# York AC unit not working..



## jcherryj (Jul 4, 2012)

I have a York H2RA036S06D air conditioner that is 12 years old. The lights went out Friday and when they came back on the outside unit would not start. I cycled the breakers in the house and did a quick check for loose wires at the outside unit. If I spin the fan when the unit is trying to start, the fan starts; but the compressor does not because no cool air comes out of the vents in the house. This seems to indicate that I have a bad capacitor in front of the fan. I did not take the unit apart to get to the compressor to do a wire check there. Does this capacitor affect the compressor also, or did something else die when the lights went out? The unit was re-charged last year. Before the lights went out, the unit was able to keep the house livable. 
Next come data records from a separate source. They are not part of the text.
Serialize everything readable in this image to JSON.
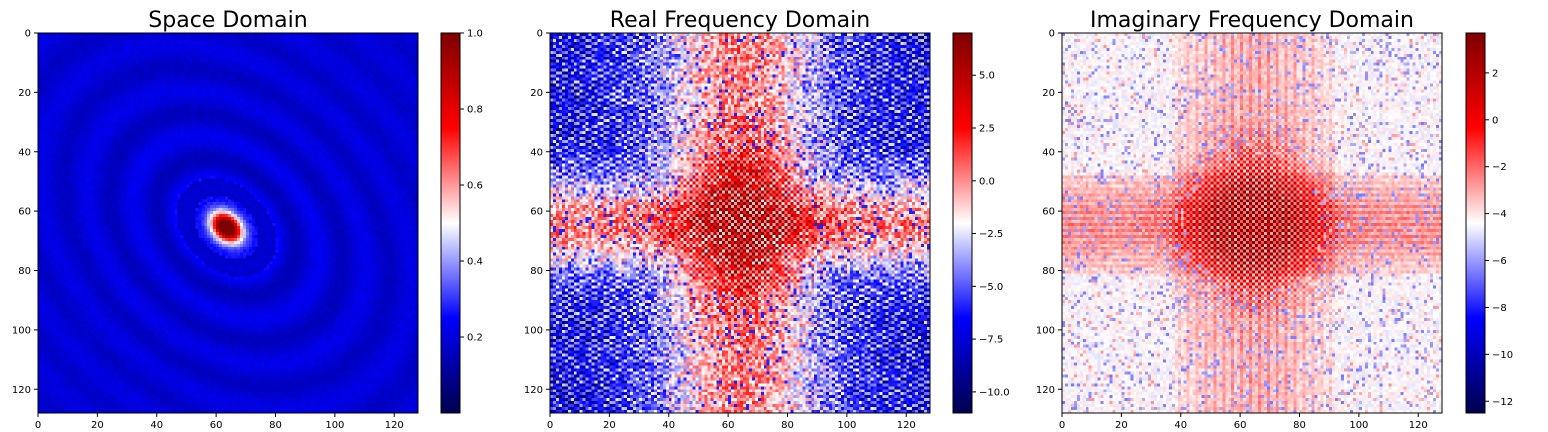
{
  "colors": {
    "colormap": [
      "#00004c",
      "#0000ff",
      "#ffffff",
      "#ff0000",
      "#7f0000"
    ],
    "axis": "#000000",
    "background": "#ffffff"
  },
  "chart_data": [
    {
      "type": "heatmap",
      "title": "Space Domain",
      "xlabel": "",
      "ylabel": "",
      "image_shape": [
        128,
        128
      ],
      "x_ticks": [
        0,
        20,
        40,
        60,
        80,
        100,
        120
      ],
      "y_ticks": [
        0,
        20,
        40,
        60,
        80,
        100,
        120
      ],
      "y_axis_inverted": true,
      "colormap": "seismic",
      "colorbar": {
        "range": [
          0.0,
          1.0
        ],
        "ticks": [
          0.2,
          0.4,
          0.6,
          0.8,
          1.0
        ],
        "tick_labels": [
          "0.2",
          "0.4",
          "0.6",
          "0.8",
          "1.0"
        ]
      },
      "pattern": "elliptical ripple rings around a bright red peak near (63, 65)",
      "peak": [
        63,
        65
      ]
    },
    {
      "type": "heatmap",
      "title": "Real Frequency Domain",
      "xlabel": "",
      "ylabel": "",
      "image_shape": [
        128,
        128
      ],
      "x_ticks": [
        0,
        20,
        40,
        60,
        80,
        100,
        120
      ],
      "y_ticks": [
        0,
        20,
        40,
        60,
        80,
        100,
        120
      ],
      "y_axis_inverted": true,
      "colormap": "seismic",
      "colorbar": {
        "range": [
          -11.0,
          7.0
        ],
        "ticks": [
          -10.0,
          -7.5,
          -5.0,
          -2.5,
          0.0,
          2.5,
          5.0
        ],
        "tick_labels": [
          "−10.0",
          "−7.5",
          "−5.0",
          "−2.5",
          "0.0",
          "2.5",
          "5.0"
        ]
      },
      "pattern": "noisy cross pattern with red checkerboard core near center, blue striped corners",
      "peak": [
        64,
        64
      ]
    },
    {
      "type": "heatmap",
      "title": "Imaginary Frequency Domain",
      "xlabel": "",
      "ylabel": "",
      "image_shape": [
        128,
        128
      ],
      "x_ticks": [
        0,
        20,
        40,
        60,
        80,
        100,
        120
      ],
      "y_ticks": [
        0,
        20,
        40,
        60,
        80,
        100,
        120
      ],
      "y_axis_inverted": true,
      "colormap": "seismic",
      "colorbar": {
        "range": [
          -12.5,
          3.7
        ],
        "ticks": [
          -12,
          -10,
          -8,
          -6,
          -4,
          -2,
          0,
          2
        ],
        "tick_labels": [
          "−12",
          "−10",
          "−8",
          "−6",
          "−4",
          "−2",
          "0",
          "2"
        ]
      },
      "pattern": "mostly white with red vertical and horizontal bands crossing near center and red checkerboard core",
      "peak": [
        64,
        64
      ]
    }
  ]
}
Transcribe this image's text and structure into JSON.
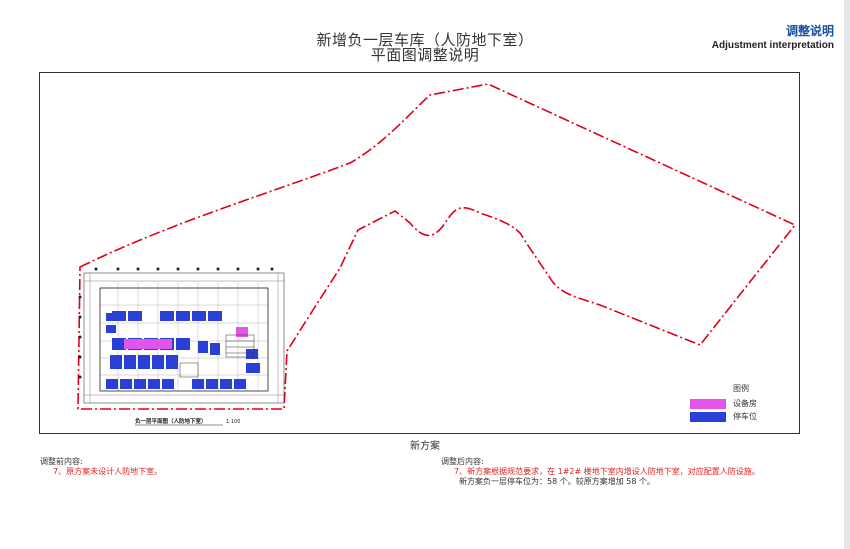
{
  "title": {
    "line1": "新增负一层车库（人防地下室）",
    "line2": "平面图调整说明"
  },
  "corner": {
    "cn": "调整说明",
    "en": "Adjustment interpretation"
  },
  "drawing": {
    "plan_label": "负一层平面图（人防地下室）",
    "plan_scale": "1:100"
  },
  "legend": {
    "title": "图例",
    "items": [
      {
        "label": "设备房",
        "color": "#e354e8"
      },
      {
        "label": "停车位",
        "color": "#2a3fd6"
      }
    ]
  },
  "caption": "新方案",
  "notes": {
    "before": {
      "heading": "调整前内容:",
      "line1": "7、原方案未设计人防地下室。"
    },
    "after": {
      "heading": "调整后内容:",
      "line1": "7、新方案根据规范要求，在 1#2# 楼地下室内增设人防地下室，对应配置人防设施。",
      "line2": "新方案负一层停车位为：58 个。较原方案增加 58 个。"
    }
  },
  "colors": {
    "boundary": "#e0001a",
    "accent": "#1a4fa3",
    "equipment": "#e354e8",
    "parking": "#2a3fd6"
  }
}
  Can you tell me what size unit this is and is it big enough for a 2800 square foot, 3 level home in the Washington DC area?



  Thanks


----------



## kok328 (Jul 4, 2012)

You can google your unit to see what size it is.
I would speculate that for a home of that size you would want around 3-4 tons of A/C.
Unless you open the panel on the compressor unit, you won't know if the compressor uses a separate capacitor than the fan does.
Could be the compressor windings shorted out with the outage or burned up from improper volatage during the off/on of the power.


----------



## nealtw (Jul 5, 2012)

Perhaps you have a surge protecter in line.


----------



## moshei (Jul 6, 2012)

Hello,

 suggest you check your breakers going to the A/C unit inside at your main breaker box and out side at the A/C. Flip the breakers to off and then back to on. Give us more info!


Good luck.


----------



## kok328 (Jul 6, 2012)

He cycled the breakers so that shouldn't be a problem.  the fan works but, seems to have a startup problem.  The compressor isn't running.  Check line voltage, test the cap and compressor windings.
Check for a blown fuse if you have a fused disconnect.
Could be that the fan is 120V and the compressor will definiteyly be 240V.  I'm thinking this is the most likely problem given the electrical storm.


----------



## jcherryj (Jul 8, 2012)

I am working on replacing the capacitor, which is a know issue, and take it from there. I did a little research and discovered as usual that the builder installed a unit that was too small for the house. According to the BTU rating, it is a 2.8 ton unit. A three level house of this type should have had a 4 ton unit installed. At this point in time I am more fed up than surprised. He could have installed the correct size, tacked on the extra $500 to the price of the house and no one would have cared. At lease then my summers would have been more comfortable.


----------